# Service 1st oil change



## tomr (Apr 12, 2015)

I just purchased a new 2015 xmr 1000 and I'm new to this site. I'm currently at 8 hrs on the machine. I was asking the dealer about oil changes and warranties. They said I could change the oil myself as long as I bought it from them, for documentation during the warranty. My question is do I have to take it to them to get rid of the service light that will come on? Is there a way I can do it myself? Also, and tips or tricks I need to know of? What oil do you all use after warranty? Thanks


----------



## tomr (Apr 12, 2015)

I guess nobody changes the oil


----------



## Mac102004 (Apr 16, 2010)

Yes you need to take it to the dealer, they can permanently disable it also. You don't have to buy your oil from your dealer either that's total BS. But it is good to keep records and receipts of oil and filters just in case they ever question it.


----------



## hursteric (Oct 21, 2014)

Here is a good video of how to change all your oils for your first 10hr service.
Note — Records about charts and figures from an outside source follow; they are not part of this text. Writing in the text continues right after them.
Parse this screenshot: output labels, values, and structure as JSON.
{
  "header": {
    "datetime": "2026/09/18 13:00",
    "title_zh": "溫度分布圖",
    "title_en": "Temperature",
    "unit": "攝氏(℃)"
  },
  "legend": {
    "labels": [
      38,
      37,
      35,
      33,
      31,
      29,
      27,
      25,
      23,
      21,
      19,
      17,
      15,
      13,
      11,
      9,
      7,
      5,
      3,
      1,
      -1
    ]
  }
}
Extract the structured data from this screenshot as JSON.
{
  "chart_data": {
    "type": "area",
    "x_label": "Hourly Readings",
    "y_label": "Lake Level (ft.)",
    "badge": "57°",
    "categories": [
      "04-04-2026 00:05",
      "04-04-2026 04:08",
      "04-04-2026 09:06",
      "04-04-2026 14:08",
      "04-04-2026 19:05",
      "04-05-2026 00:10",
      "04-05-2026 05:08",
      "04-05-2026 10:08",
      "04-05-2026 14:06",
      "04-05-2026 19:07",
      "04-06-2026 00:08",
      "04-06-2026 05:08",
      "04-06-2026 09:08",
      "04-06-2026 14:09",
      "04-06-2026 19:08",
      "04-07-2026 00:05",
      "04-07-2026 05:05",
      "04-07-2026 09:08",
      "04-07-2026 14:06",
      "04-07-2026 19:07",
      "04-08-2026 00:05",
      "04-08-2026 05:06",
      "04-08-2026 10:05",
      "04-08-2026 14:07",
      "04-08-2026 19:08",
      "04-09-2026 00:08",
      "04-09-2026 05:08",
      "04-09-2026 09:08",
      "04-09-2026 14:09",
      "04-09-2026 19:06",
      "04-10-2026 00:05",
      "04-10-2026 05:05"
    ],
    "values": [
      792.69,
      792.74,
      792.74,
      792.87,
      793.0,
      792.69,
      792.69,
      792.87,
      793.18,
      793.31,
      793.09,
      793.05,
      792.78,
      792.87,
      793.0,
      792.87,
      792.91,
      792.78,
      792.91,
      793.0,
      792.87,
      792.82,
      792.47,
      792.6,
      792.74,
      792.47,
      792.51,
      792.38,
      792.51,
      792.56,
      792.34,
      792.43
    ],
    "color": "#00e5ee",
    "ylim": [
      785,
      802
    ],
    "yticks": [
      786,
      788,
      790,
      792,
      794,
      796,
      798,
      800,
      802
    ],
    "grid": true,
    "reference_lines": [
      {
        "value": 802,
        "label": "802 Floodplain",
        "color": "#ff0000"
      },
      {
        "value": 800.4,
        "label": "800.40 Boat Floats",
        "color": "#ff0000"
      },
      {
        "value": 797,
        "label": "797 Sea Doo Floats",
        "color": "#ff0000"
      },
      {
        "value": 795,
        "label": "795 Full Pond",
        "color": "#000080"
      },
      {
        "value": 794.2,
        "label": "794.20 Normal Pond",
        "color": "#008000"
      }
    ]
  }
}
I went with the can am oil change kit it was 50 bucks from my dealer and i also went with the can am gear oil. I wont be using it again simply because of cost. (100) in oil for a 4 wheeler is crazy to me. just use full synthetic in the proper weights and save all your receipts for warranty purposes and you will be ok. I think the only reason the dealer wants you to buy it from them is so they can keep track of when and what you buy for your bike.
Engine & Gearbox Oil Change - Can-Am Outlander 1000XT - YouTube


----------